Because the petitions are separate, independent requests for council action, a legal opinion on them likely won't be cut-and-dried. Both petitions have clauses that state that if the council doesn't act on them, they would revert automatically to voter referendums on the November election ballot.

It's not clear whether those clauses carry the force of law, but it's likely there could be more than one recommendation for each petition from the city attorney's office.

That means the council likely will face multiple sets of options on how to act on the petitions.

Klimczyk said the council has not asked for a “legal recommendation,” and his advice won't bind the council to a decision on either petition. 

“They've not asked for a recommendation from me. They've asked for a read on the legal validity of the petitions under state law—whether either is even something that they could enact,” Klimczyk said. “They could make any decision. They don't legally have to wait for my decision or even follow it. It's still their prerogative.”

McCoy has said he hopes the council at the very least considers both referendums as “heavily advisory,” given the weight he believes both petitions have.

“More than 3,500 people signed both petitions. People, a lot of people, have spoken,” McCoy said in an earlier interview.  

But on Wednesday, he dialed up that thinking, saying he believes the council has no choice but to enact both petitions as city policy.

McCoy said both have wording ripped from state law; the petition seeking a $2 million spending cap on city projects was drawn from earlier referendums used in Wisconsin to force changes to charter ordinances. It is based on state law to enact charter ordinances.
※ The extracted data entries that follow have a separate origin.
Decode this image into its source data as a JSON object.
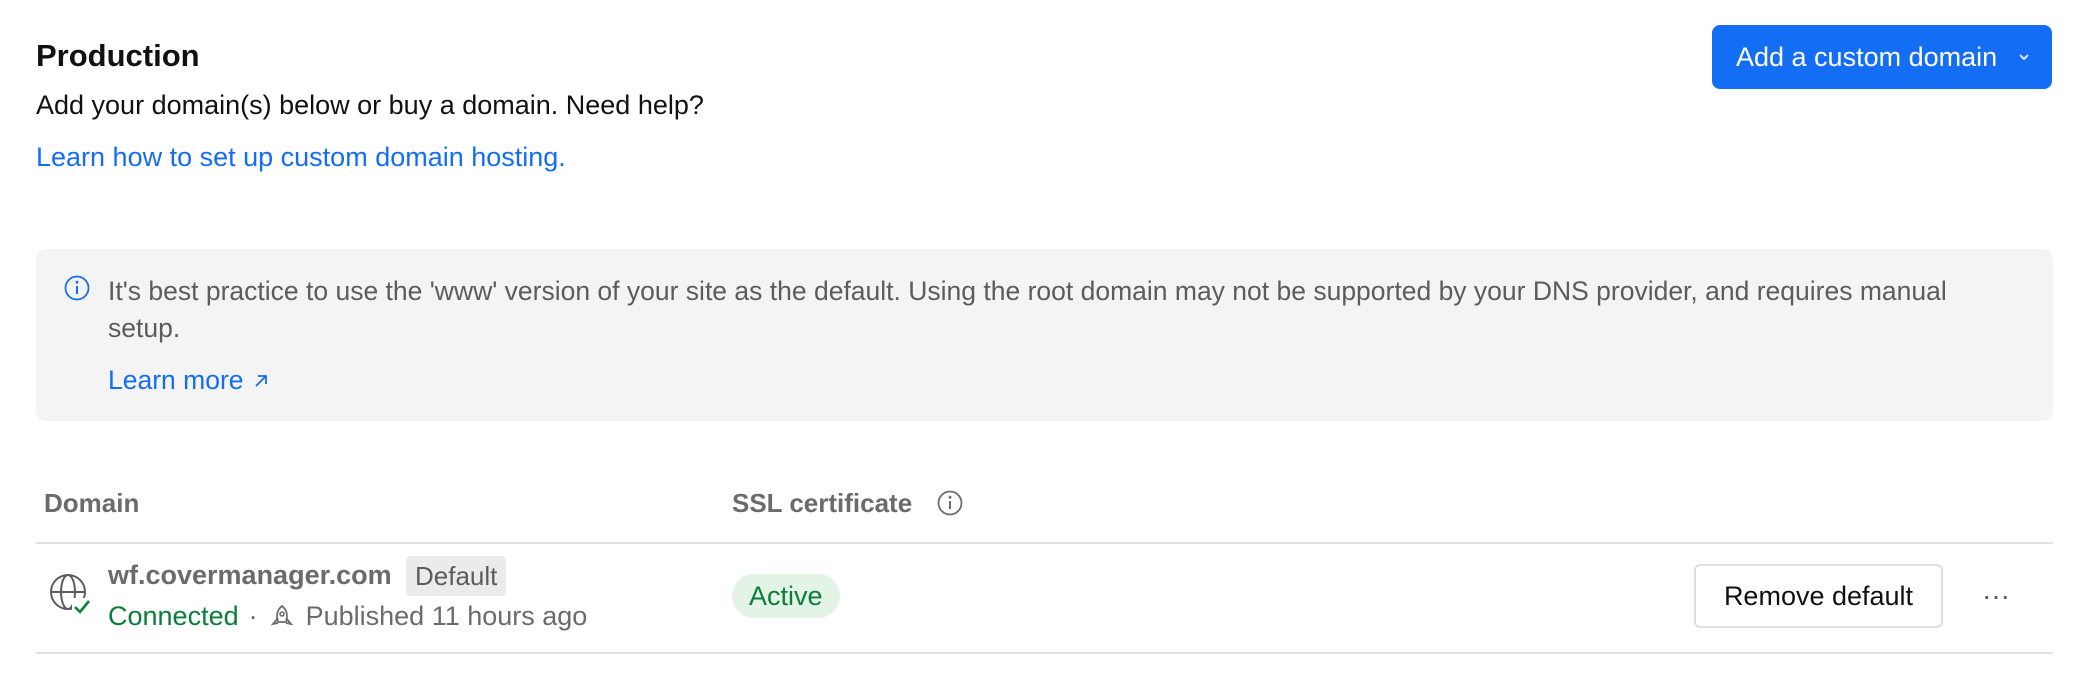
{
  "section": {
    "title": "Production",
    "subtitle": "Add your domain(s) below or buy a domain. Need help?",
    "help_link": "Learn how to set up custom domain hosting.",
    "add_button": "Add a custom domain"
  },
  "callout": {
    "message": "It's best practice to use the 'www' version of your site as the default. Using the root domain may not be supported by your DNS provider, and requires manual setup.",
    "learn_more": "Learn more"
  },
  "table": {
    "headers": {
      "domain": "Domain",
      "ssl": "SSL certificate"
    },
    "rows": [
      {
        "domain": "wf.covermanager.com",
        "badge": "Default",
        "status": "Connected",
        "separator": "·",
        "published": "Published 11 hours ago",
        "ssl_status": "Active",
        "action": "Remove default",
        "more": "···"
      }
    ]
  },
  "colors": {
    "accent": "#146ef5",
    "success": "#0a7d3a",
    "success_bg": "#e3f4e6",
    "callout_bg": "#f4f4f4"
  },
  "icons": [
    "info-icon",
    "arrow-up-right-icon",
    "chevron-down-icon",
    "globe-check-icon",
    "rocket-icon",
    "more-horizontal-icon"
  ]
}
He said if the council disregards that petition based on its own decision or a legal opinion that it's invalid, he'd consider suing the city. And he said if the council throws out either petition, “there's going to be some people marching on city hall.”

McCoy said he believes the council should roll back its decision to build the planned replacement of fire station at Milton Avenue, because he believes the council's decision-making process was faulty and “poisonous.”

He said residents don't like the fact the location of the new station was discussed in closed session, and that the station will cost $9 million—including the cost of tearing down a dozen homes and relocating residents who live there.

“It's a poison tree, and it was a poison tree from the start,” McCoy said. “You can't let a poison tree keep growing. You got to cut it down.”